A while back Jim Fowler bought a pie from a retail grocery store.
It looked good and the expiry date checked out, but when he got home and opened it, he noticed the turnover had been taken over.
“All they did was restamp the best before date, [I] got it home [and there was] mold on it.”
Recently re-elected to his second term as the sole northern member on the BC Association of Farmers’ Markets (BCAFM), Fowler has taken it upon himself to advocate for a part of the province that previously did not have any representation on the board.
“[Many] people think the world stops past Hope in B.C.,” he said.
But while the Lower Mainland might have the largest markets, Fowler says that the BCAFM has the quality goods.
He adds that he feels just because you call something a farmers’ market, it doesn’t make it so, discussing a recent experience he had in California.
“I was in Carlsbad, one of the big supposed farmers’ markets in the world … [as I was] picking up the artisan stuff, ‘made in Italy’.
“That’s not a farmers market — that’s just a craft market.”
Amid the contrasting mist and grey of a late April morning, Fowler discussed the benefits of farmers’ markets in the north.
Smithers’ own Bulkley Valley Farmers’ Market (BVFM) moved back into the sun this weekend to its Hwy. 16 and Main street location, where it will stay until it moves back indoors in late fall.
He says that, in addition to acting as incubators for local entrepreneurs, BCAFM markets provide customers with the peace of mind that they are really getting the product they think they are.
He points to a CBC Marketplace investigation in late 2017 that showed many vendors at farmers’ markets were passing off produce as organic or homegrown when, in many cases, they were neither.
But not if you’re a member of the BCAFM, which has a make, bake or grow policy.
Fowler said that if you don’t qualify, you can’t be part of the organization.
“If you belong to [the BCAFM] … the customer knows that the vendor there produced it themselves.”
Fowler himself got into farmers’ markets almost a decade ago, when his birch syrup business was still in its sapling stages.
Holding up a glossy bottle of the chesnut brown syrup, he explains how you have to boil down birch sap at a 180:1 ratio to get the finished product.
Fowler said that his business is a perfect example of how farmers’ markets benefit local entrepreneurs.
“My wife took a course on [making birch syrup] we tapped two trees so I thought, ‘OK, we’ll tap a few more,’ he said.

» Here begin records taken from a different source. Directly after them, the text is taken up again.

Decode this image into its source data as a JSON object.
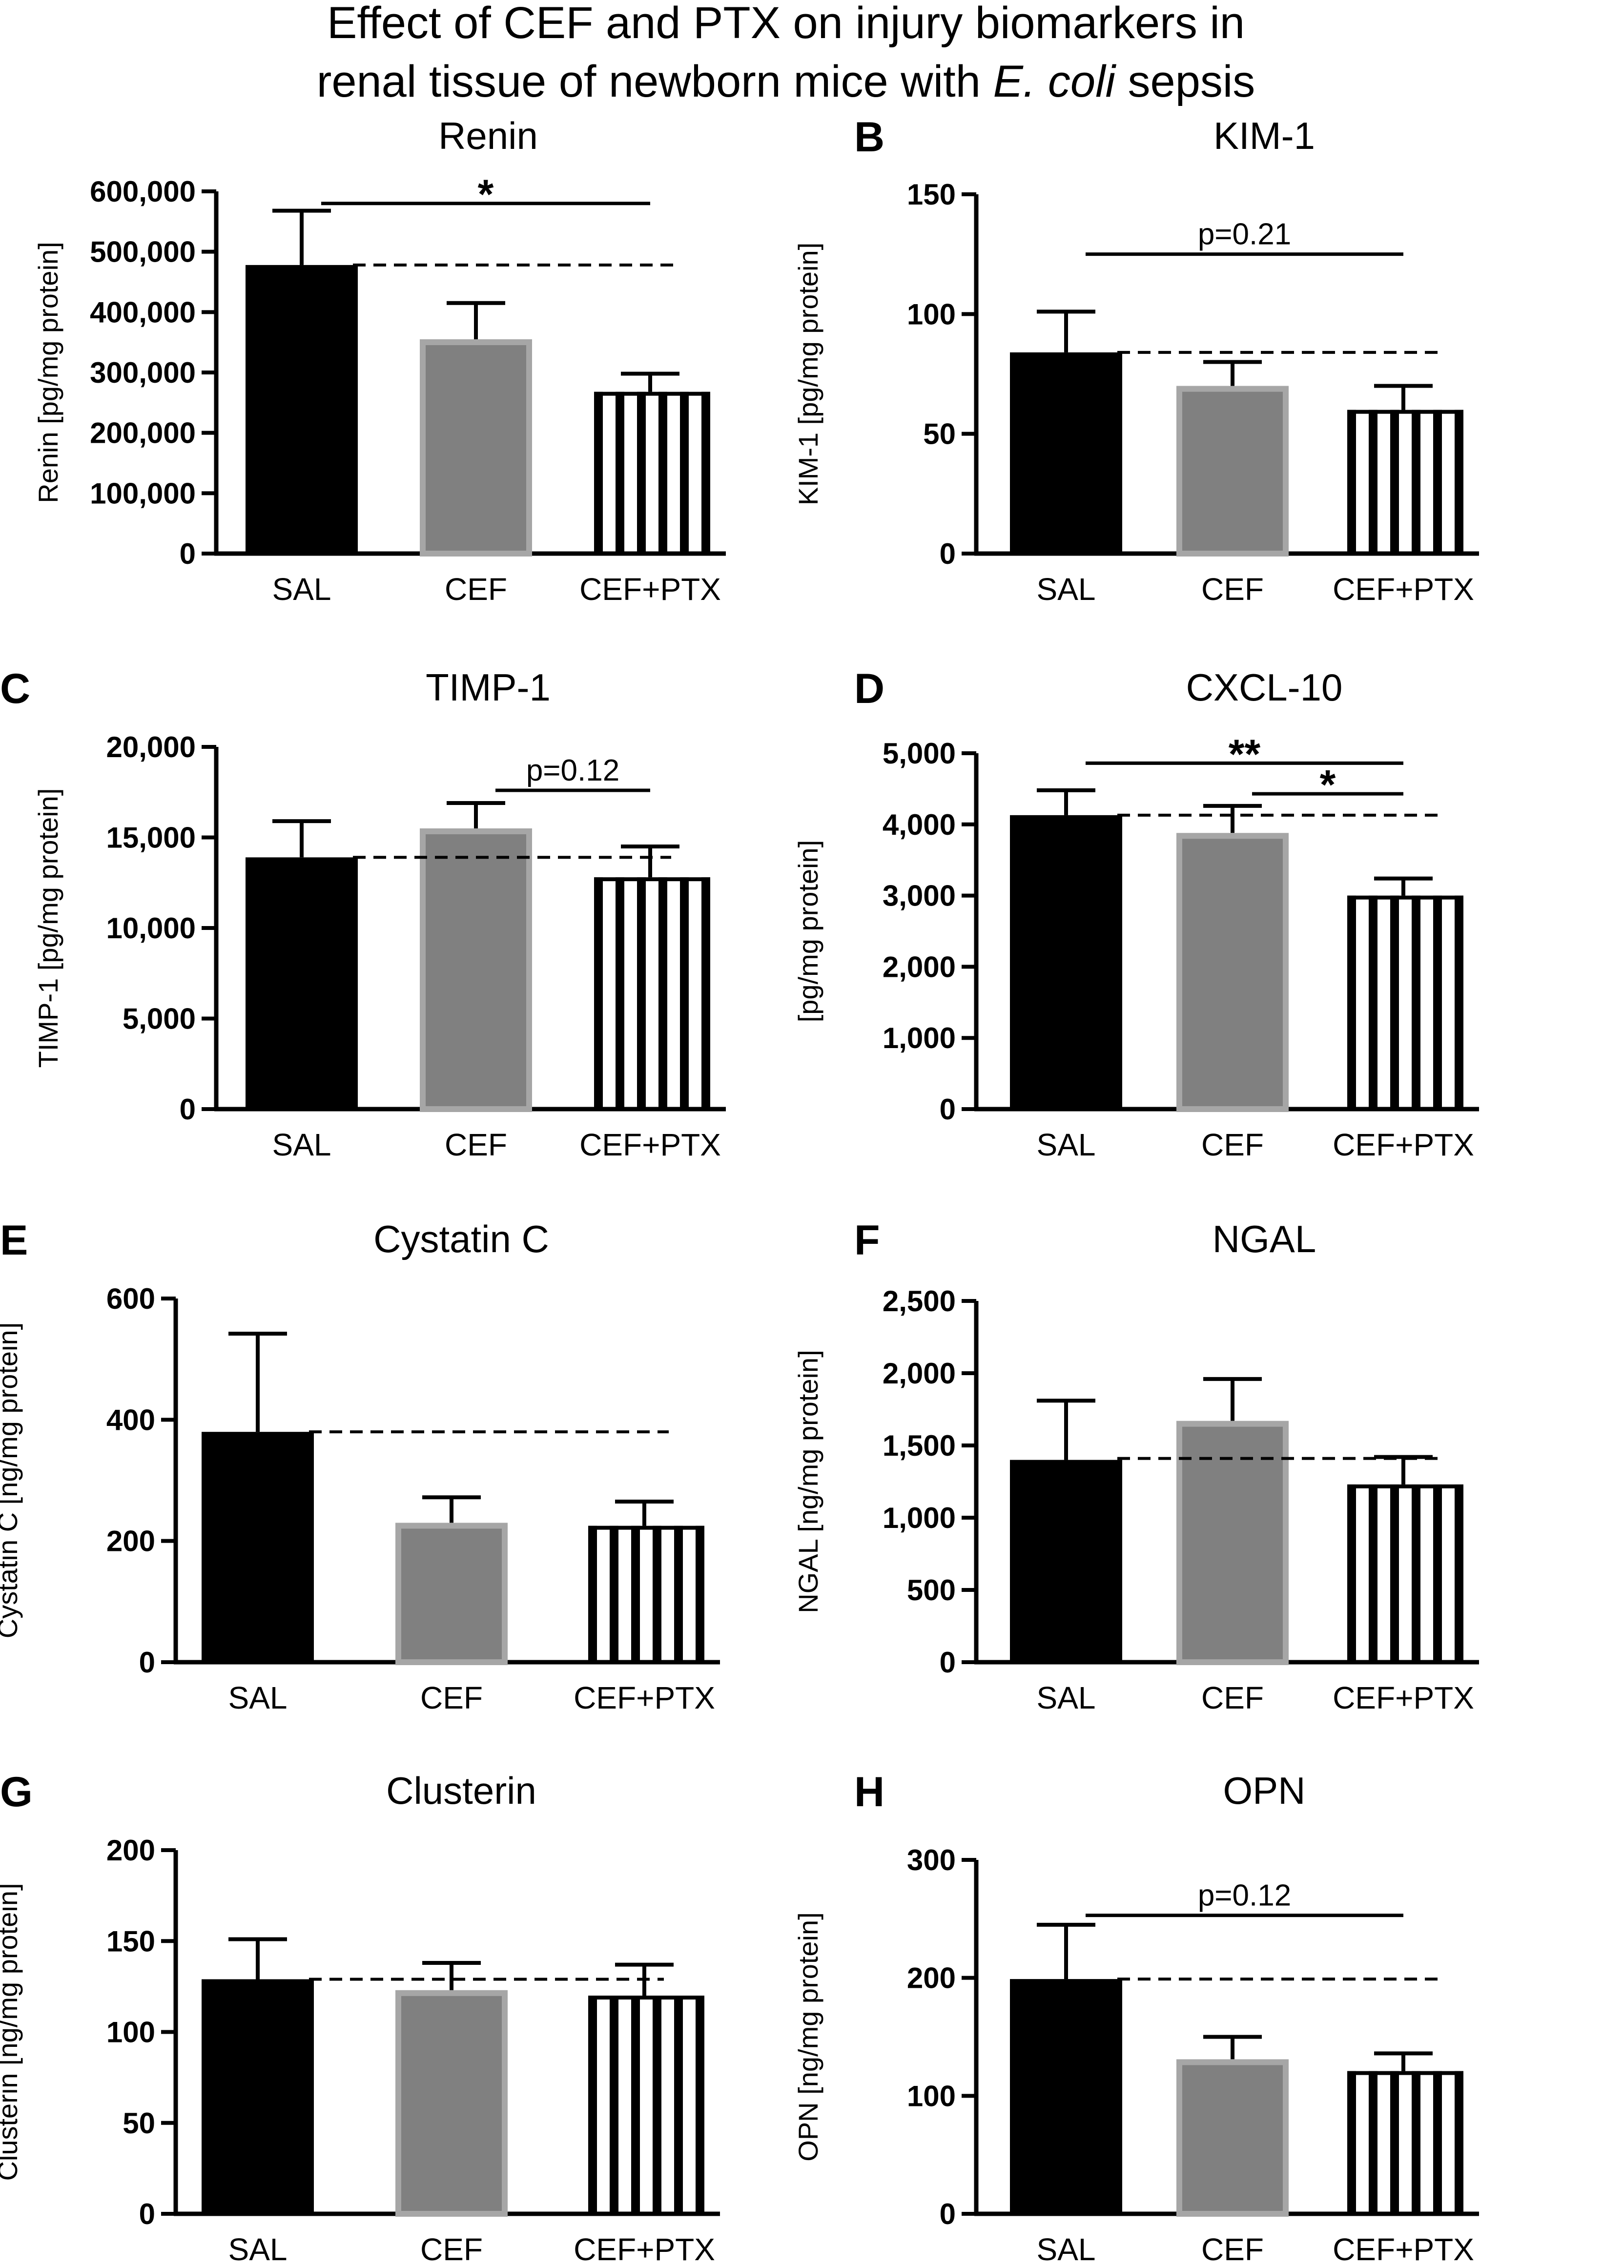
{
  "figure_title": {
    "line1": "Effect of CEF and PTX on injury biomarkers in",
    "line2_prefix": "renal tissue of  newborn mice with ",
    "line2_italic": "E. coli",
    "line2_suffix": " sepsis"
  },
  "colors": {
    "SAL": "#000000",
    "CEF_fill": "#808080",
    "CEF_edge": "#a6a6a6",
    "CEF_PTX": "#000000"
  },
  "chart_data": [
    {
      "type": "bar",
      "panel": "",
      "title": "Renin",
      "ylabel": "Renin [pg/mg protein]",
      "categories": [
        "SAL",
        "CEF",
        "CEF+PTX"
      ],
      "values": [
        478000,
        355000,
        268000
      ],
      "errors": [
        90000,
        60000,
        30000
      ],
      "ylim": [
        0,
        600000
      ],
      "yticks": [
        0,
        100000,
        200000,
        300000,
        400000,
        500000,
        600000
      ],
      "ytick_labels": [
        "0",
        "100,000",
        "200,000",
        "300,000",
        "400,000",
        "500,000",
        "600,000"
      ],
      "reference_line": 478000,
      "annotations": [
        {
          "from": 0,
          "to": 2,
          "label": "*",
          "at": 580000,
          "kind": "star"
        }
      ]
    },
    {
      "type": "bar",
      "panel": "B",
      "title": "KIM-1",
      "ylabel": "KIM-1 [pg/mg protein]",
      "categories": [
        "SAL",
        "CEF",
        "CEF+PTX"
      ],
      "values": [
        84,
        70,
        60
      ],
      "errors": [
        17,
        10,
        10
      ],
      "ylim": [
        0,
        150
      ],
      "yticks": [
        0,
        50,
        100,
        150
      ],
      "ytick_labels": [
        "0",
        "50",
        "100",
        "150"
      ],
      "reference_line": 84,
      "annotations": [
        {
          "from": 0,
          "to": 2,
          "label": "p=0.21",
          "at": 125,
          "kind": "p"
        }
      ]
    },
    {
      "type": "bar",
      "panel": "C",
      "title": "TIMP-1",
      "ylabel": "TIMP-1 [pg/mg protein]",
      "categories": [
        "SAL",
        "CEF",
        "CEF+PTX"
      ],
      "values": [
        13900,
        15500,
        12800
      ],
      "errors": [
        2000,
        1400,
        1700
      ],
      "ylim": [
        0,
        20000
      ],
      "yticks": [
        0,
        5000,
        10000,
        15000,
        20000
      ],
      "ytick_labels": [
        "0",
        "5,000",
        "10,000",
        "15,000",
        "20,000"
      ],
      "reference_line": 13900,
      "annotations": [
        {
          "from": 1,
          "to": 2,
          "label": "p=0.12",
          "at": 17600,
          "kind": "p"
        }
      ]
    },
    {
      "type": "bar",
      "panel": "D",
      "title": "CXCL-10",
      "ylabel": "[pg/mg protein]",
      "categories": [
        "SAL",
        "CEF",
        "CEF+PTX"
      ],
      "values": [
        4130,
        3880,
        3000
      ],
      "errors": [
        350,
        380,
        240
      ],
      "ylim": [
        0,
        5000
      ],
      "yticks": [
        0,
        1000,
        2000,
        3000,
        4000,
        5000
      ],
      "ytick_labels": [
        "0",
        "1,000",
        "2,000",
        "3,000",
        "4,000",
        "5,000"
      ],
      "reference_line": 4130,
      "annotations": [
        {
          "from": 0,
          "to": 2,
          "label": "**",
          "at": 4860,
          "kind": "star"
        },
        {
          "from": 1,
          "to": 2,
          "label": "*",
          "at": 4430,
          "kind": "star"
        }
      ]
    },
    {
      "type": "bar",
      "panel": "E",
      "title": "Cystatin C",
      "ylabel": "Cystatin C [ng/mg protein]",
      "categories": [
        "SAL",
        "CEF",
        "CEF+PTX"
      ],
      "values": [
        380,
        230,
        225
      ],
      "errors": [
        162,
        42,
        40
      ],
      "ylim": [
        0,
        600
      ],
      "yticks": [
        0,
        200,
        400,
        600
      ],
      "ytick_labels": [
        "0",
        "200",
        "400",
        "600"
      ],
      "reference_line": 380,
      "annotations": []
    },
    {
      "type": "bar",
      "panel": "F",
      "title": "NGAL",
      "ylabel": "NGAL [ng/mg protein]",
      "categories": [
        "SAL",
        "CEF",
        "CEF+PTX"
      ],
      "values": [
        1400,
        1670,
        1230
      ],
      "errors": [
        410,
        290,
        190
      ],
      "ylim": [
        0,
        2500
      ],
      "yticks": [
        0,
        500,
        1000,
        1500,
        2000,
        2500
      ],
      "ytick_labels": [
        "0",
        "500",
        "1,000",
        "1,500",
        "2,000",
        "2,500"
      ],
      "reference_line": 1410,
      "annotations": []
    },
    {
      "type": "bar",
      "panel": "G",
      "title": "Clusterin",
      "ylabel": "Clusterin [ng/mg protein]",
      "categories": [
        "SAL",
        "CEF",
        "CEF+PTX"
      ],
      "values": [
        129,
        123,
        120
      ],
      "errors": [
        22,
        15,
        17
      ],
      "ylim": [
        0,
        200
      ],
      "yticks": [
        0,
        50,
        100,
        150,
        200
      ],
      "ytick_labels": [
        "0",
        "50",
        "100",
        "150",
        "200"
      ],
      "reference_line": 129,
      "annotations": []
    },
    {
      "type": "bar",
      "panel": "H",
      "title": "OPN",
      "ylabel": "OPN [ng/mg protein]",
      "categories": [
        "SAL",
        "CEF",
        "CEF+PTX"
      ],
      "values": [
        199,
        131,
        121
      ],
      "errors": [
        46,
        19,
        15
      ],
      "ylim": [
        0,
        300
      ],
      "yticks": [
        0,
        100,
        200,
        300
      ],
      "ytick_labels": [
        "0",
        "100",
        "200",
        "300"
      ],
      "reference_line": 199,
      "annotations": [
        {
          "from": 0,
          "to": 2,
          "label": "p=0.12",
          "at": 253,
          "kind": "p"
        }
      ]
    }
  ]
}
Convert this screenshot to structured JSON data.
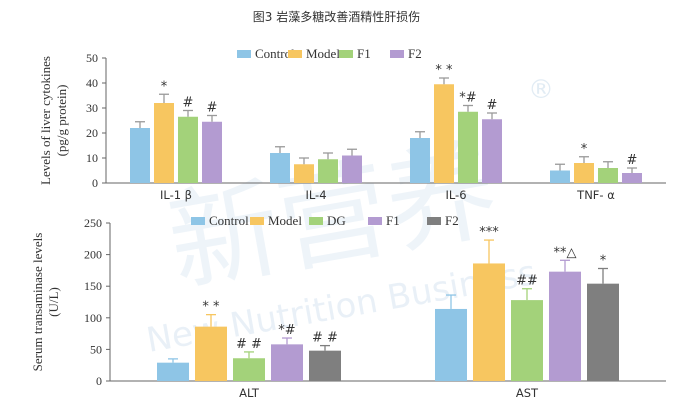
{
  "figure_title": "图3 岩藻多糖改善酒精性肝损伤",
  "watermark": "新营养 New Nutrition Business ®",
  "chart_data": [
    {
      "type": "bar",
      "ylabel": "Levels of liver cytokines (pg/g protein)",
      "ylim": [
        0,
        50
      ],
      "yticks": [
        0,
        10,
        20,
        30,
        40,
        50
      ],
      "categories": [
        "IL-1 β",
        "IL-4",
        "IL-6",
        "TNF- α"
      ],
      "legend_position": "top",
      "series": [
        {
          "name": "Control",
          "color": "#8ec5e6",
          "values": [
            22,
            12,
            18,
            5
          ],
          "errors": [
            2.5,
            2.5,
            2.5,
            2.5
          ],
          "annotations": [
            "",
            "",
            "",
            ""
          ]
        },
        {
          "name": "Model",
          "color": "#f7c660",
          "values": [
            32,
            7.5,
            39.5,
            8
          ],
          "errors": [
            3.5,
            2.5,
            2.5,
            2.5
          ],
          "annotations": [
            "*",
            "",
            "* *",
            "*"
          ]
        },
        {
          "name": "F1",
          "color": "#a3d27a",
          "values": [
            26.5,
            9.5,
            28.5,
            6
          ],
          "errors": [
            2.5,
            2.5,
            2.5,
            2.5
          ],
          "annotations": [
            "#",
            "",
            "*#",
            ""
          ]
        },
        {
          "name": "F2",
          "color": "#b39bd1",
          "values": [
            24.5,
            11,
            25.5,
            4
          ],
          "errors": [
            2.5,
            2.5,
            2.5,
            2
          ],
          "annotations": [
            "#",
            "",
            "#",
            "#"
          ]
        }
      ]
    },
    {
      "type": "bar",
      "ylabel": "Serum transaminase levels (U/L)",
      "ylim": [
        0,
        250
      ],
      "yticks": [
        0,
        50,
        100,
        150,
        200,
        250
      ],
      "categories": [
        "ALT",
        "AST"
      ],
      "legend_position": "top",
      "series": [
        {
          "name": "Control",
          "color": "#8ec5e6",
          "values": [
            29,
            114
          ],
          "errors": [
            6,
            22
          ],
          "annotations": [
            "",
            ""
          ]
        },
        {
          "name": "Model",
          "color": "#f7c660",
          "values": [
            86,
            186
          ],
          "errors": [
            19,
            37
          ],
          "annotations": [
            "* *",
            "***"
          ]
        },
        {
          "name": "DG",
          "color": "#a3d27a",
          "values": [
            36,
            128
          ],
          "errors": [
            10,
            18
          ],
          "annotations": [
            "# #",
            "##"
          ]
        },
        {
          "name": "F1",
          "color": "#b39bd1",
          "values": [
            58,
            173
          ],
          "errors": [
            10,
            18
          ],
          "annotations": [
            "*#",
            "**△"
          ]
        },
        {
          "name": "F2",
          "color": "#7f7f7f",
          "values": [
            48,
            154
          ],
          "errors": [
            8,
            24
          ],
          "annotations": [
            "# #",
            "*"
          ]
        }
      ]
    }
  ]
}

But that number continued to rise, and Fowler says he now taps around 80 trees a year.
“When we first went people said, ‘Oh, I’ve had birch syrup, it tasted awful’ but that’s because people don’t realize you [have] a certain narrow window to do it,” he said.
“So we developed the market, people changed and now we’ve got a decent business out of it — that’s what farmers markets can do.”
Fowler said that the BVFM has introduced a program to incentivize new vendors to try out the market.
First-time sellers can receive a discounted stall rate for the first one or two times they are at the market as a way to gauge whether or not it’s right for them and their business.
He said anyone who wants to try their hand at joining the market should come down one weekend and talk to BVFM president Megan D’Arcy.